# Projeto Nadir
Desenvolvimento do Projeto de Conclusão de Curso da Pós-Graduação BI-Master da PUC-Rio lecionada pelo Laboratório ICA que será chamado de projeto Nadir.<br><br>
O objetivo a ser atingido é:


*   Criar uma Rede Neural capaz de classificar imagens de constelações

Por se tratar de uma Prova de Conceito, será abordado apenas 4 constelações:
1. Órion
2. Cruzeiro do Sul
3. Cão Maior
4. Ursa Menor







In [None]:
import numpy as np
import pandas as pd
import matplotlib.pyplot as plt
import seaborn as sns
import cv2
import os
import imutils
from imutils import paths
from keras.models import Sequential, Model, Input
from keras.layers import Dense, Flatten, Dropout, Activation, Conv2D, MaxPooling2D, AveragePooling2D
from keras.preprocessing.image import ImageDataGenerator, img_to_array, array_to_img
from keras.applications import VGG16
from keras.applications.vgg16 import preprocess_input,decode_predictions
from keras.optimizers import Adam, SGD
from keras.utils import np_utils
from keras.callbacks import ReduceLROnPlateau, ModelCheckpoint, EarlyStopping
from sklearn.preprocessing import LabelBinarizer, OneHotEncoder
from sklearn.model_selection import train_test_split
from sklearn.metrics import classification_report
from sklearn.metrics import confusion_matrix

In [None]:
from google.colab import drive
drive.mount('/content/drive')

workdir_path = '/content/drive/My Drive/Colab Notebooks/TCC' #MODIFICAR!!! #Caminho para o seu workspace
os.chdir(workdir_path)

## Definição de Funções de Apoio para o desenvolvimento do projeto

In [None]:
dicionario = {
    0: 'canis major',
    1: 'crux',
    2: 'orion',
    3: 'ursa minor'
}

In [None]:
#Testa 1 imagem já lida e pré-processada
def testImage(model, image, label_real, dicionario = dicionario):
    plt.imshow(image)
    plt.title(dicionario[np.argmax(label_real)])
    plt.xlabel("Prediction: " + (dicionario[np.argmax(model.predict(image.reshape(-1,224,224,3)))]))
    plt.show()

In [None]:
#Testa um conjunto de 8 imagens simultaneamente
def gridImage8(model, image, label_real, inicio = 0, dicionario = dicionario):
  plt.figure(figsize=(25,10))
  for i in range(8):
    a = 240 + i + 1
    plt.subplot(int(a))
    plt.imshow(image[i + inicio])
    plt.title(dicionario[np.argmax(label_real[i + inicio])])
    plt.xlabel("Prediction: " + (dicionario[np.argmax(model.predict(image[i + inicio].reshape(-1,224,224,3)))]))

  plt.show()

In [None]:
def matrix(labels, prediction):

  y = [np.argmax(ans) for ans in labels]
  pred = [np.argmax(ans) for ans in prediction]

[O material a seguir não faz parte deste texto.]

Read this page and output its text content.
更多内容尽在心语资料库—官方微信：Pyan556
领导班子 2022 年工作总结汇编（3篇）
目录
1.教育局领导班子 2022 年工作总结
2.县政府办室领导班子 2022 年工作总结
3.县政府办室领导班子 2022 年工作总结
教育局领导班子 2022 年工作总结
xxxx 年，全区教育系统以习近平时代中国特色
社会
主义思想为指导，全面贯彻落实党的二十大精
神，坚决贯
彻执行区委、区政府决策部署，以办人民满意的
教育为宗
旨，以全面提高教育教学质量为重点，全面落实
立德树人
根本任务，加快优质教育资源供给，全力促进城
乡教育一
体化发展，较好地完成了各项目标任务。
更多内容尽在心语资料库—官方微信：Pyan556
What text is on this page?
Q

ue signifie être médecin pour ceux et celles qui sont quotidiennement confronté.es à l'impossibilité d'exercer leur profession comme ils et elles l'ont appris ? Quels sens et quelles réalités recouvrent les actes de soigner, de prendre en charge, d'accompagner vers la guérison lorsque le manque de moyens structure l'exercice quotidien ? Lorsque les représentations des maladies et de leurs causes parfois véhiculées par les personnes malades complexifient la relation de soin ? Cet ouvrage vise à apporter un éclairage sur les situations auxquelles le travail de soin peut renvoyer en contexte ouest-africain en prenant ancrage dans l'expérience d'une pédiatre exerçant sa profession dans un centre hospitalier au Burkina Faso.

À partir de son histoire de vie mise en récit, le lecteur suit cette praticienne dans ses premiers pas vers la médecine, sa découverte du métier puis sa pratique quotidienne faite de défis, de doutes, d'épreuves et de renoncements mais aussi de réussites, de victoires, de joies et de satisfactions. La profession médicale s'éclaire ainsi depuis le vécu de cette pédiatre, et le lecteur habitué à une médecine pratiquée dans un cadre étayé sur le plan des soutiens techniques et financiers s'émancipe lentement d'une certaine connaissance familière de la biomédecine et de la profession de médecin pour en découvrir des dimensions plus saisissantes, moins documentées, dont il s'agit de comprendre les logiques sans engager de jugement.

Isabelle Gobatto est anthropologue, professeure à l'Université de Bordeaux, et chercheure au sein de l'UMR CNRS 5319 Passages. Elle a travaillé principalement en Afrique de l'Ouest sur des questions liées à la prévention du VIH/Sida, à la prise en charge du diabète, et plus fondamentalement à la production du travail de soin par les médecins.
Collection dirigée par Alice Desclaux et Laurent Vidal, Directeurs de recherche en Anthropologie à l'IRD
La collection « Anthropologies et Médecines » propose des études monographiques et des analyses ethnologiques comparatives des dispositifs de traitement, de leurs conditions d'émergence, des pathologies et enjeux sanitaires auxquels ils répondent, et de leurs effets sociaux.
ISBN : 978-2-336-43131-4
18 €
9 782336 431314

  print(classification_report(y, pred))
  print('--------------------------------------')
  plt.figure(figsize=(5,5))
  plt.title('Matriz de Confusão')
  sns.heatmap(confusion_matrix(y, pred), annot=True, cbar=False, square=True)
  plt.savefig('confusion_matrix.png')
  plt.show()

# Lendo os Dados

In [None]:
all = '/content/drive/My Drive/Colab Notebooks/TCC/dataset/all/'

Lendo as labels existentes e registrando

In [None]:
labels = os.listdir(all)

In [None]:
#Teste de código
labels[0]

Lendo os dados e armazenando em variáveis

In [None]:
#Lendo os dados
X = []
y = []
for label in labels:

  caminhos = list(paths.list_images(all +  label))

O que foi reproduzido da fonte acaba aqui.